✨ Demo: fully manual NER annotation interface

Thanks! :tada:

This is a good idea – at least, it could be an option that users could toggle. For long texts with many labels, a choice-like list could easily get a little messy. But if you only have a few labels, this is definitely nicer. Even better if we also add the keyboard shortcuts. Will definitely try it out and keep you updated!

Edit: The only issue here is that in order to keep the highlighting flow smooth, the labels should be selected before the span. (Changing a span retroactively is difficult, because it means there needs to be a way to select an already added span, a different highlighting style for selected entities etc.) But a lot of this comes down to visual presentation – so maybe we should just display the labels as buttons within the annotation card heading... (Sorry, mostly thinking aloud here :wink: )

1 Like

Quick preview of alternative label style – still need to add keyboard shortcuts. It currently checks whether a "ner_manual_label_style" option is set (either "dropdown" or "list") and sets the label style based on that. If not, a list is used for label sets of 8 or less, and a dropdown for larger sets.

10

1 Like

Congratulations, @ines! Prodigy is exactly what my training workflow has been missing. Now I’m able to better leverage the expertise of non-technical stakeholders.
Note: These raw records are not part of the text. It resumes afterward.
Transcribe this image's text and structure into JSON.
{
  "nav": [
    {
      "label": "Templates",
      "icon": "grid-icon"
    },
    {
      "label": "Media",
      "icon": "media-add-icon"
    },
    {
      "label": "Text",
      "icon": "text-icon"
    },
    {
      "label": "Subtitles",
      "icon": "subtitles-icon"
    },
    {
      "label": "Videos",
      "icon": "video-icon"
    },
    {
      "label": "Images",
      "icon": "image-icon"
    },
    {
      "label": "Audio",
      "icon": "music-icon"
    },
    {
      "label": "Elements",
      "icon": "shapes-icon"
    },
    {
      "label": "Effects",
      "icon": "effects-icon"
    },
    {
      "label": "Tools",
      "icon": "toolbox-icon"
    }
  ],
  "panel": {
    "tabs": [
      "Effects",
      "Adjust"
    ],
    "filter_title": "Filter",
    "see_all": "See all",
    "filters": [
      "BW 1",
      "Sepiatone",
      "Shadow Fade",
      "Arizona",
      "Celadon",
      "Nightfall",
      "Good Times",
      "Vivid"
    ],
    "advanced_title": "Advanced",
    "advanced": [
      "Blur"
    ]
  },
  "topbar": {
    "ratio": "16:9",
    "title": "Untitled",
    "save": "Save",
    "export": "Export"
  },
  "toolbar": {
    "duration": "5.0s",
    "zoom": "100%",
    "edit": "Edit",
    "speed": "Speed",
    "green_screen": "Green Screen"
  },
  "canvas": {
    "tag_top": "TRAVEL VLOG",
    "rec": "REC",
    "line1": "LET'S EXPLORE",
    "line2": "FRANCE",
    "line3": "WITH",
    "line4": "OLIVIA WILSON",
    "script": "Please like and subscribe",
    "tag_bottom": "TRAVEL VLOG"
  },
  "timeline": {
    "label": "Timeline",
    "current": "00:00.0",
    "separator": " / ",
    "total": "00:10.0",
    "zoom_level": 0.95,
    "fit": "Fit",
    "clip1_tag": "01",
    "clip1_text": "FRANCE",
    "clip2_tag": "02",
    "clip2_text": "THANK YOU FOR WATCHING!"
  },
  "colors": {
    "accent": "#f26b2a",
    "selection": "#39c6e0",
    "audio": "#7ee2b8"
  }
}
Please allow me to echo @imranarshad in requesting your further investigation of a right-click menu following text selection. I feel it’s more natural for users, plus, I had the opportunity to witness an excellent example in Palantir’s context menu. They make it available via their Blueprint framework.

I’m happy to contribute in any way as I have considerable front-end experience w/ React and again thank you for such a wonderful annotation tool!

@lukateake Thanks a lot!

The main problem I currently see with a context menu is that it hijacks the browser’s native behaviour (something I think should ideally be avoided if possible) with very little benefits for the actual user experience. After all, the main purpose of the interface is to be as fast and intuitive as possible to navigate.

I also think there’s a big advantage in making all available user actions visible at first glance and not hiding them behind other interactions. This is a pretty consistent UX pattern across all of Prodigy’s interfaces, and it also ensures both click-based and keyboard-enhanced workflows, depending on the user’s preference. For example, in my preview above, an annotation sequence could look like: 1 → highlight → 3 → highlight → A (accept) (I haven’t added the key indicators yet, but it’d be similar to the choice interface.)

Adding another click-based interaction to the labelled entity spans would also introduce several other problems: we’d have to break with the simple workflow of immediately locking in the spans. Instead, the UI would have to “wait” for the user to set the label. Deleting spans would also be more difficult. Having a significant action on both the left and right click is pretty problematic – especially if it’s deleting (!) the span vs. setting a label.

I’m trying to make it work with my own recipe (no luck so far) but is there any way to use manual training with already suggested annotations via patterns? It would save a lot of time.

1 Like

Did you have a look at the prodigy.ner.manual recipe yet? The only important thing here is to use the split_tokens(nlp, stream) function on your stream (via prodigy.components.preprocess.split_tokens). This will add a "tokens" key to your tasks that include the individual tokens and enable the token-based boundary selection.

You can also check out the "Annotation task formats" section in your PRODIGY_README.html for an example of how the list of tokens should look.

Not yet, but it's definitely something we want to add! At the moment, already present spans on the stream are reset when running ner.manual (i.e. within the split_tokens preprocessor). This is because the manual mode requires two additional attributes on the span: the start token index of the span and the end token index of the span. Otherwise, Prodigy can't resolve the span back to the original token positions.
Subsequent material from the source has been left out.